Amlodipine undergoes hepatic metabolism, hence dose rates should be reduced if there is significant hepatic dysfunction.

Side effects are rare, but include lethargy, inappetence and hypotension. Other reported side effects include peripheral oedema and gingival hyperplasia. Target systolic BP in clinic/at home is 120mmHg to 150mmHg; generally, the author tends to go towards the higher end of this range.

Table 5. Treatment options for secondary hypertension.
Table 5. Treatment options for secondary hypertension.

As signs of hypertension are subtle or non-existent, some ongoing monitoring is required to assess the response to treatment and ensure the patient has not become hypotensive. Ideally, urea and creatinine should be estimated before and during treatment.

In those cases with pre-existing renal disease, depending on the severity and associated clinical signs, ACE inhibitors can be a preferred initial choice, but, often, the effect is modest and further intervention required. Once the BP is stable, it should be measured every two to three months, extending the interval gradually if stability is maintained.

What to do if BP is not falling

The general consensus is hypertension in dogs appears to be more refractory and harder to treat than in cats.

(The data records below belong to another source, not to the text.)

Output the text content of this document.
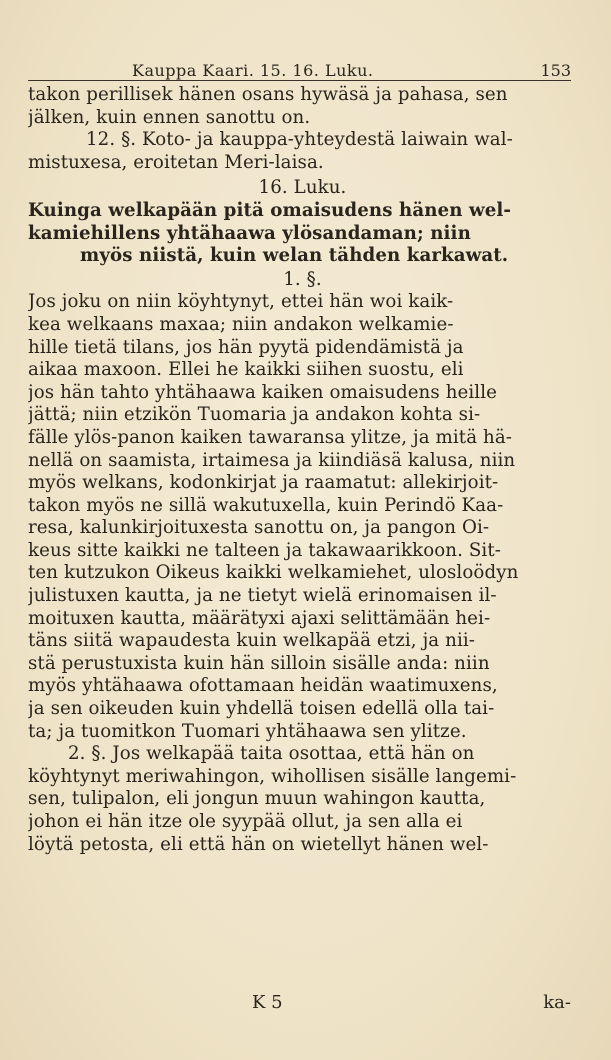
Kauppa Kaari. 15. 16. Luku.	153
takon perillisek hänen osans hywäsä ja pahasa, sen
jälken, kuin ennen sanottu on.
12. §. Koto- ja kauppa-yhteydestä laiwain wal-
mistuxesa, eroitetan Meri-laisa.
16. Luku.
Kuinga welkapään pitä omaisudens hänen wel-
kamiehillens yhtähaawa ylösandaman; niin
myös niistä, kuin welan tähden karkawat.
1. §.
Jos joku on niin köyhtynyt, ettei hän woi kaik-
kea welkaans maxaa; niin andakon welkamie-
hille tietä tilans, jos hän pyytä pidendämistä ja
aikaa maxoon. Ellei he kaikki siihen suostu, eli
jos hän tahto yhtähaawa kaiken omaisudens heille
jättä; niin etzikön Tuomaria ja andakon kohta si-
fälle ylös-panon kaiken tawaransa ylitze, ja mitä hä-
nellä on saamista, irtaimesa ja kiindiäsä kalusa, niin
myös welkans, kodonkirjat ja raamatut: allekirjoit-
takon myös ne sillä wakutuxella, kuin Perindö Kaa-
resa, kalunkirjoituxesta sanottu on, ja pangon Oi-
keus sitte kaikki ne talteen ja takawaarikkoon. Sit-
ten kutzukon Oikeus kaikki welkamiehet, ulosloödyn
julistuxen kautta, ja ne tietyt wielä erinomaisen il-
moituxen kautta, määrätyxi ajaxi selittämään hei-
täns siitä wapaudesta kuin welkapää etzi, ja nii-
stä perustuxista kuin hän silloin sisälle anda: niin
myös yhtähaawa ofottamaan heidän waatimuxens,
ja sen oikeuden kuin yhdellä toisen edellä olla tai-
ta; ja tuomitkon Tuomari yhtähaawa sen ylitze.
2. §. Jos welkapää taita osottaa, että hän on
köyhtynyt meriwahingon, wihollisen sisälle langemi-
sen, tulipalon, eli jongun muun wahingon kautta,
johon ei hän itze ole syypää ollut, ja sen alla ei
löytä petosta, eli että hän on wietellyt hänen wel-
K 5	ka-
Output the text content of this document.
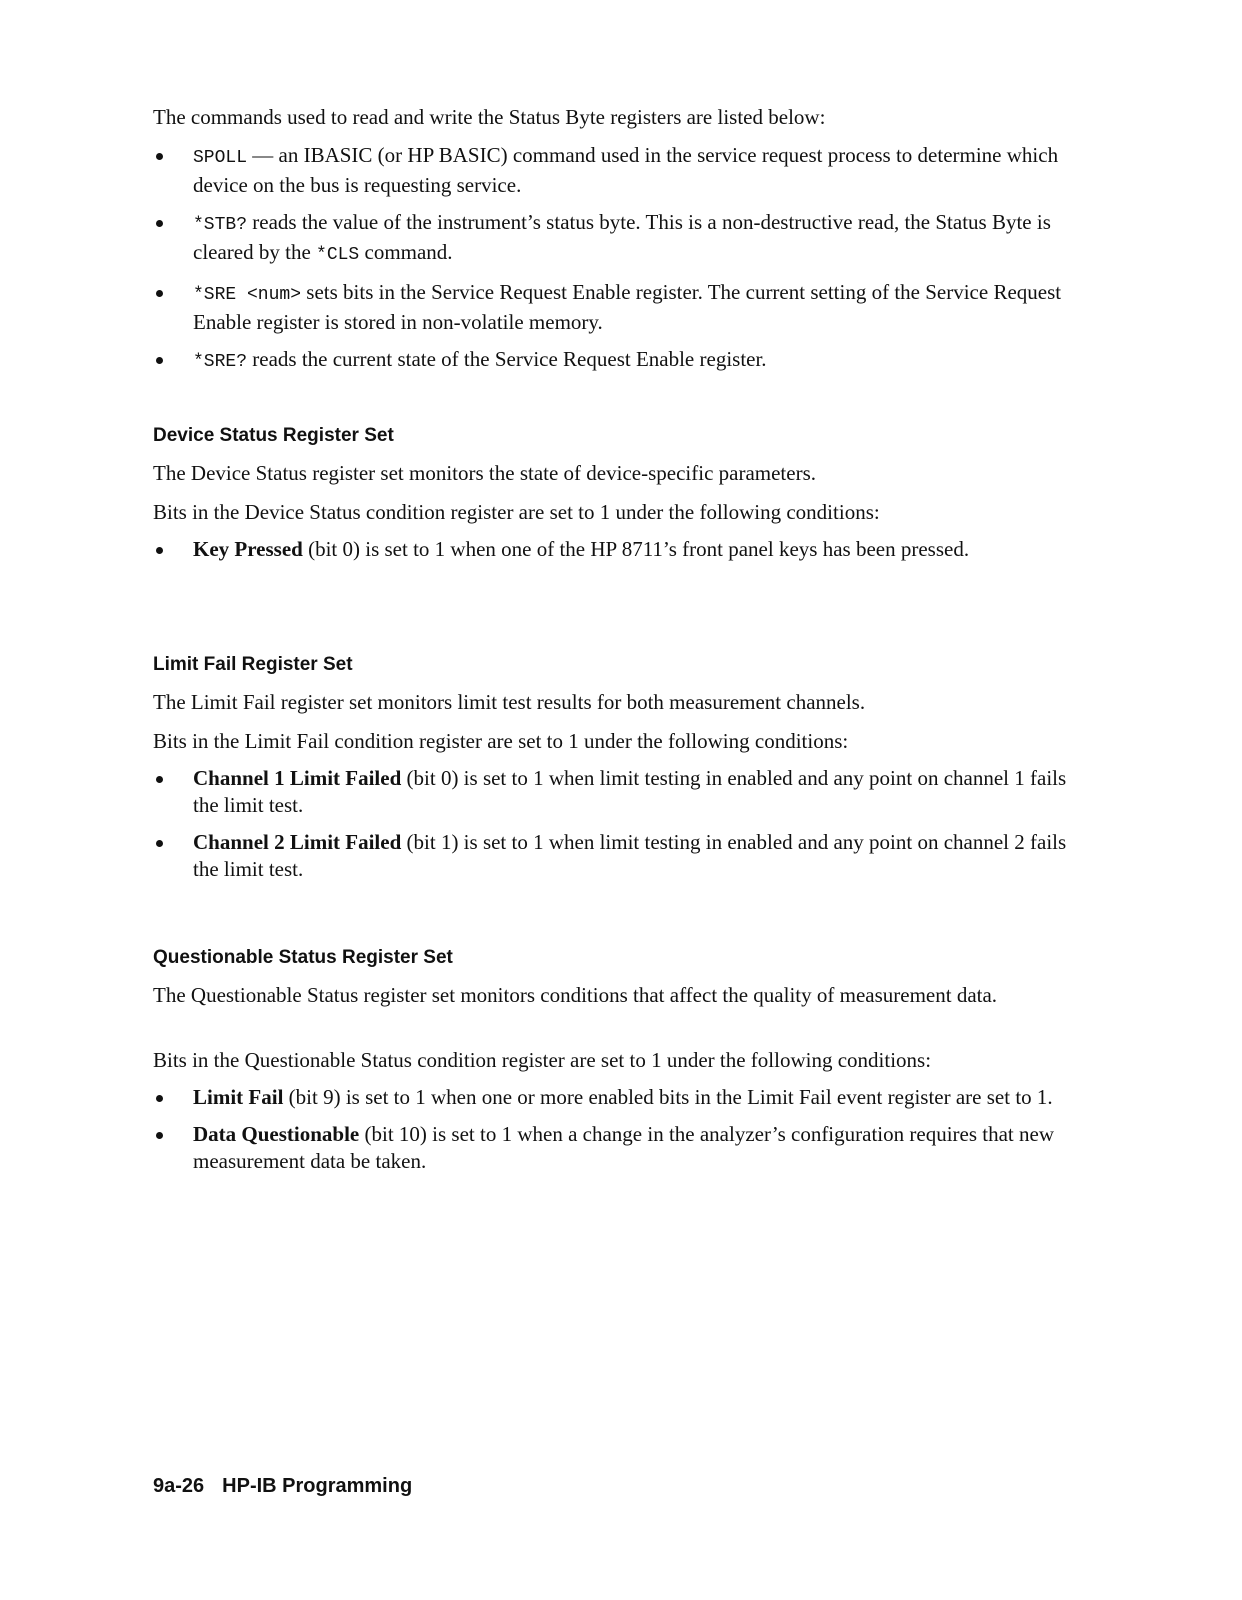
The commands used to read and write the Status Byte registers are listed below:

SPOLL — an IBASIC (or HP BASIC) command used in the service request process to determine which device on the bus is requesting service.
*STB? reads the value of the instrument’s status byte. This is a non-destructive read, the Status Byte is cleared by the *CLS command.
*SRE <num> sets bits in the Service Request Enable register. The current setting of the Service Request Enable register is stored in non-volatile memory.
*SRE? reads the current state of the Service Request Enable register.
Device Status Register Set

The Device Status register set monitors the state of device-specific parameters.

Bits in the Device Status condition register are set to 1 under the following conditions:

Key Pressed (bit 0) is set to 1 when one of the HP 8711’s front panel keys has been pressed.
Limit Fail Register Set

The Limit Fail register set monitors limit test results for both measurement channels.

Bits in the Limit Fail condition register are set to 1 under the following conditions:

Channel 1 Limit Failed (bit 0) is set to 1 when limit testing in enabled and any point on channel 1 fails the limit test.
Channel 2 Limit Failed (bit 1) is set to 1 when limit testing in enabled and any point on channel 2 fails the limit test.
Questionable Status Register Set

The Questionable Status register set monitors conditions that affect the quality of measurement data.

Bits in the Questionable Status condition register are set to 1 under the following conditions:

Limit Fail (bit 9) is set to 1 when one or more enabled bits in the Limit Fail event register are set to 1.
Data Questionable (bit 10) is set to 1 when a change in the analyzer’s configuration requires that new measurement data be taken.
9a-26 HP-IB Programming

Prior to deciding on changes in therapy, it is important to consider the following questions:

  • What is the state of end organ damage?
  • Is the medication being reliably taken?
  • Is there an underlying cause I can treat/requiring a different approach?

If the answer to these questions is no then:

  • maximise the amlodipine dose
  • use a second anti-hypertensive agent

No studies have been published on the next best choice. Drugs to consider would be beta-blockers (such as atenolol or propranolol), alpha-blockers (such as prazosin, hydralazine or phenoxybenzamine) and diuretics (such as spironolactone, furosemide or ACE-inhibitors).

Once a drug has been chosen, assuming it is having some effect, the dose should be increased to the maximum recommended or tolerated dose, whichever is lower. Some cases can require a combination of three different classes of drugs to achieve effective control of BP.

Hypertensive emergencies

Where evidence shows severe and progressive end-organ damage, a decision has to be made balancing the benefit of controlling BP versus consequence of hypotension. Severely hypertensive cases may require hospitalisation for treatment.

IV nitroprusside sodium is tricky to manage, difficult to obtain and expensive. Use requires constant BP monitoring. Sodium nitroprusside is given as a constant rate infusion, beginning at 0.5mcg/kg/min and titrated upwards every five minutes, with an aim to reduce BP by 25% over a four-hour period. Oral hydralazine is more straightforward to use, but has a slower onset of action, given orally at 1mg/kg to 2mg/kg by mouth every 8 hours, with a similar target to decrease BP by 25%.

Conclusion

BP monitoring is simple, safe and cost effective, and can be used as part of preventive medicine programme. Failure to appreciate significant hypotension or hypertension can have disastrous and irreparable consequences.